Opinions of thy neighbor

The country could certainly use an image makeover.

A poll released this week by the Chicago Council on Foreign Affairs and the Woodrow Wilson Center reports that Americans’ favorable image of Mexico is at the lowest point in two decades. While acknowledging Mexico is important to US interests, few polled knew it is one of the country's major trading partners.

In contrast, a recent survey by the Pew Research Global Attitudes Project reports that two-thirds of Mexicans have a favorable opinion of the United States, 35 percent of them would consider moving north of the border and about half expect Obama to do right by the rest of the world.

Obama's popularity in Mexico has improved since his first visit here four years ago, when his meetings with Calderon coincided with the deadly H1N1 flu outbreak that forced a weeklong shutdown of the Mexican capital. He met with Peña in Washington last fall, shortly before the Mexican leader took office.

With an eye on damage control, the presidents conversation this week “will focus on the economic dimensions of the relationship right now," said Duncan Wood, director of the Mexico Institute at the Woodrow Wilson Center, a Washington, DC, research center. "I think that the two presidents would like to say a great deal about that.”

Yet the criminal carnage is historic, the worst violence here since the Mexican Revolution of a century ago. It continues all but unabated, often on or near the US border. How can the issue not dominate the presidents' conversation?

Drug fight, re-calibrated

Nine months after winning the presidency, Peña has yet to define the strategy he'll employ against the gangs; how it will differ from Calderon's; what it will really mean for cooperation with the United States.

“Peña Nieto campaigned on promises of a re-calibrated strategy on security and the Mexican public has been patient in granting his administration time to develop its approach,” Tony Garza, the US ambassador to Mexico during the Bush administration, said in a statement.

“But there are risks in the pace his team seems to have adopted, including mounting skepticism — at home and to some extent in the US — that the issue has not been given the priority it deserves.”

Peña's team has moved to consolidate the anti-crime effort under his powerful interior ministry — rather than having the various US and Mexican security and law enforcement agencies cooperate separately as occurred under Calderon. That may cripple the close working relationships that have been forged by lower-level agents from both countries, some analysts fear.

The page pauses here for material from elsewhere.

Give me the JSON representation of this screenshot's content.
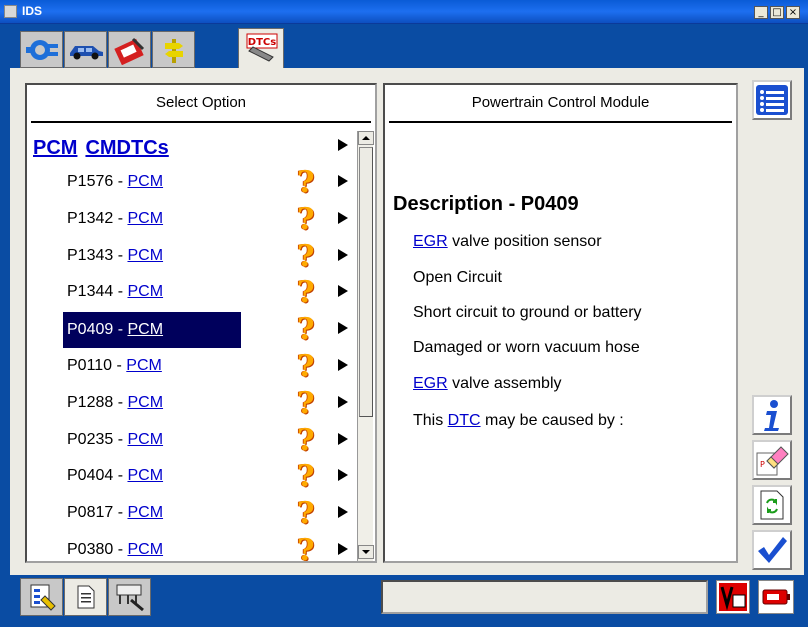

Over the past six years, US agencies, including the CIA, had direct access to Mexican counterparts and US planners favored working directly with the Mexican navy special forces in targeting major kingpins. Rivalries multiplied within the Mexican security forces, often hampering operations. That's being changed.

"Far from having a large number of agencies without coordination that are knocking on every door, the Mexican government has a single door called the Secretary of the Interior, " Sergio Alcocer, deputy foreign secretary for North America, told The Associated Press.

“There's a worry,” Shannon O'Neil, author of the just published "Two Nations Indivisible," a study of US-Mexico relations, says of the impact on joint anti-gang efforts. “The only way it really works is when you trust your counterpart. And now your counterpart is a bureaucracy.”

Such concerns almost certainly will claim a lot of the two leaders' face time, out of the public eye.

"We've made great strides in the coordination and cooperation between our two governments over the last several years,” Obama said in the press conference. “But my suspicion is, is that things can be improved.

"I'm not going to yet judge how this will alter the relationship between the United States and Mexico,” he said, “until I've heard directly from them to see what exactly are they trying to accomplish.”